Increase the number of iterations (max_iter) or scale the data as shown in:
    https://scikit-learn.org/stable/modules/preprocessing.html
Please also refer to the documentation for alternative solver options:
    https://scikit-learn.org/stable/modules/linear_model.html#logistic-regression
  n_iter_i = _check_optimize_result(


Accuracy: 0.8344901227976508
Fold value: 2
Accuracy: 0.8489054991991457
Fold value: 3
Accuracy: 0.8290598290598291
Fold value: 4


STOP: TOTAL NO. of ITERATIONS REACHED LIMIT.

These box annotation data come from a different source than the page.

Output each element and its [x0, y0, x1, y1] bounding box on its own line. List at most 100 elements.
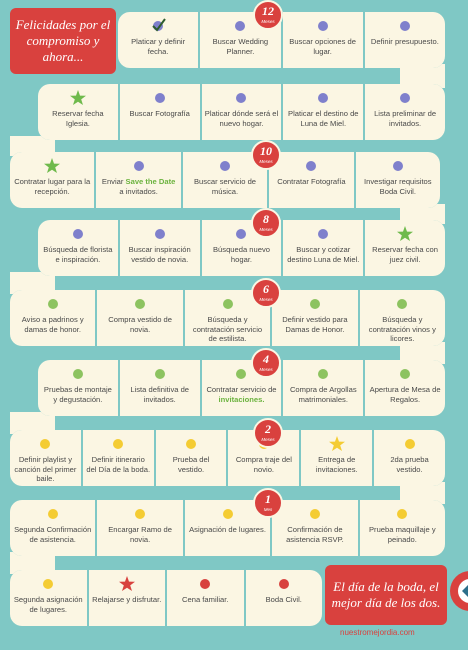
- dot: [309, 299, 320, 309]
- task-card: Buscar opciones de lugar.: [282, 12, 363, 68]
- dot: [318, 93, 329, 103]
- path-connector: [400, 482, 445, 504]
- task-text: Buscar Wedding Planner.: [212, 37, 269, 56]
- task-marker: [220, 161, 231, 171]
- task-text-part: Contratar servicio de: [206, 385, 277, 394]
- dot: [133, 161, 144, 171]
- task-card: Buscar y cotizar destino Luna de Miel.: [283, 220, 364, 276]
- dot: [318, 369, 329, 379]
- dot: [47, 299, 58, 309]
- task-marker: [235, 21, 246, 31]
- task-text: Lista preliminar de invitados.: [374, 109, 437, 128]
- dot: [222, 509, 233, 519]
- check: [152, 18, 166, 32]
- task-text: Definir itinerario del Día de la boda.: [86, 455, 151, 474]
- path-connector: [400, 204, 445, 224]
- dot: [404, 439, 415, 449]
- task-marker: [317, 21, 328, 31]
- task-card: Lista preliminar de invitados.: [365, 84, 445, 140]
- task-card: Segunda asignación de lugares.: [10, 570, 87, 626]
- path-connector: [10, 136, 55, 156]
- task-text: Reservar fecha Iglesia.: [52, 109, 104, 128]
- task-card: Segunda Confirmación de asistencia.: [10, 500, 96, 556]
- task-marker: [135, 299, 146, 309]
- task-marker: [47, 299, 58, 309]
- task-text: Compra de Argollas matrimoniales.: [289, 385, 357, 404]
- path-connector: [10, 272, 55, 294]
- star: [44, 158, 61, 173]
- task-text: Entrega de invitaciones.: [315, 455, 358, 474]
- task-card: Compra traje del novio.: [228, 430, 300, 486]
- task-marker: [135, 509, 146, 519]
- task-text: Buscar servicio de música.: [193, 177, 257, 196]
- task-card: Definir vestido para Damas de Honor.: [272, 290, 358, 346]
- badge-number: 6: [263, 282, 269, 296]
- dot: [154, 229, 165, 239]
- task-card: Entrega de invitaciones.: [301, 430, 373, 486]
- dot: [47, 509, 58, 519]
- task-text: Buscar y cotizar destino Luna de Miel.: [287, 245, 360, 264]
- task-marker: [309, 509, 320, 519]
- task-card: Enviar Save the Date a invitados.: [96, 152, 181, 208]
- task-marker: [44, 158, 61, 173]
- task-card: Compra de Argollas matrimoniales.: [283, 360, 364, 416]
- badge-number: 4: [263, 352, 269, 366]
- dot: [72, 369, 83, 379]
- month-badge: 10 Meses: [251, 140, 281, 170]
- task-card: Búsqueda y contratación vinos y licores.: [359, 290, 445, 346]
- task-text: Aviso a padrinos y damas de honor.: [21, 315, 84, 334]
- task-marker: [154, 93, 165, 103]
- task-text-part: Save the Date: [125, 177, 176, 186]
- task-card: Definir playlist y canción del primer ba…: [10, 430, 81, 486]
- title-box: Felicidades por el compromiso y ahora...: [10, 8, 116, 74]
- badge-unit: Meses: [261, 437, 275, 442]
- month-badge: 2 Meses: [253, 418, 283, 448]
- dot: [399, 21, 410, 31]
- task-text: Pruebas de montaje y degustación.: [43, 385, 112, 404]
- timeline-row: Platicar y definir fecha. Buscar Wedding …: [118, 12, 445, 68]
- task-marker: [278, 579, 289, 589]
- task-text: Apertura de Mesa de Regalos.: [369, 385, 441, 404]
- task-text: Contratar servicio de invitaciones.: [205, 385, 279, 404]
- task-text: Contratar lugar para la recepción.: [14, 177, 91, 196]
- badge-unit: Meses: [259, 367, 273, 372]
- task-text: Platicar dónde será el nuevo hogar.: [204, 109, 279, 128]
- task-card: Cena familiar.: [167, 570, 244, 626]
- footer-box: El día de la boda, el mejor día de los d…: [325, 565, 447, 625]
- task-marker: [328, 436, 345, 451]
- task-marker: [400, 369, 411, 379]
- dot: [113, 439, 124, 449]
- dot: [400, 93, 411, 103]
- dot: [200, 579, 211, 589]
- task-text: Relajarse y disfrutar.: [92, 595, 162, 604]
- logo: [450, 571, 468, 611]
- task-marker: [318, 93, 329, 103]
- task-text: Definir vestido para Damas de Honor.: [282, 315, 348, 334]
- task-marker: [404, 439, 415, 449]
- task-marker: [236, 93, 247, 103]
- task-text: Prueba maquillaje y peinado.: [368, 525, 436, 544]
- task-text: Buscar inspiración vestido de novia.: [128, 245, 191, 264]
- badge-unit: Mes: [263, 507, 273, 512]
- dot: [306, 161, 317, 171]
- task-text: Lista definitiva de invitados.: [130, 385, 190, 404]
- task-marker: [72, 229, 83, 239]
- timeline-row: Segunda Confirmación de asistencia. Encar…: [10, 500, 445, 556]
- task-text: Compra vestido de novia.: [108, 315, 172, 334]
- dot: [135, 509, 146, 519]
- task-card: Relajarse y disfrutar.: [88, 570, 165, 626]
- task-text: Enviar Save the Date a invitados.: [99, 177, 177, 196]
- month-badge: 12 Meses: [253, 0, 283, 30]
- task-text: Contratar Fotografía: [277, 177, 346, 186]
- dot: [309, 509, 320, 519]
- task-text: Encargar Ramo de novia.: [108, 525, 172, 544]
- task-text: Definir playlist y canción del primer ba…: [14, 455, 77, 483]
- task-marker: [40, 439, 51, 449]
- task-card: Encargar Ramo de novia.: [97, 500, 183, 556]
- task-card: Definir itinerario del Día de la boda.: [82, 430, 154, 486]
- task-marker: [236, 229, 247, 239]
- task-card: Prueba maquillaje y peinado.: [359, 500, 445, 556]
- timeline-row: Reservar fecha Iglesia. Buscar Fotografía…: [38, 84, 445, 140]
- task-card: Contratar lugar para la recepción.: [10, 152, 95, 208]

Increase the number of iterations (max_iter) or scale the data as shown in:
    https://scikit-learn.org/stable/modules/preprocessing.html
Please also refer to the documentation for alternative solver options:
    https://scikit-learn.org/stable/modules/linear_model.html#logistic-regression
  n_iter_i = _check_optimize_result(


Accuracy: 0.8253205128205128


## Results

I am genuinely surprised by the following:

1. A simple linear regression on this text classification class get's close to 87-89% accuracy
2. The state of art model claims to have got 92% accuracy based on training only on validation dataset, like we have done in sklearn it seems.

![image](https://user-images.githubusercontent.com/24592806/171474436-2e9a25d5-5e62-41a0-b249-e65a2df57585.png)

[Source](https://github.com/adamshamsudeen/Vaaku2Vec/blob/master/train_classifier.ipynb)

3. We haven't done any complex fine tuning or even label_encoding at the moment. Based on improving with some more tweaks, I suspect we maybe able to improve the score even further.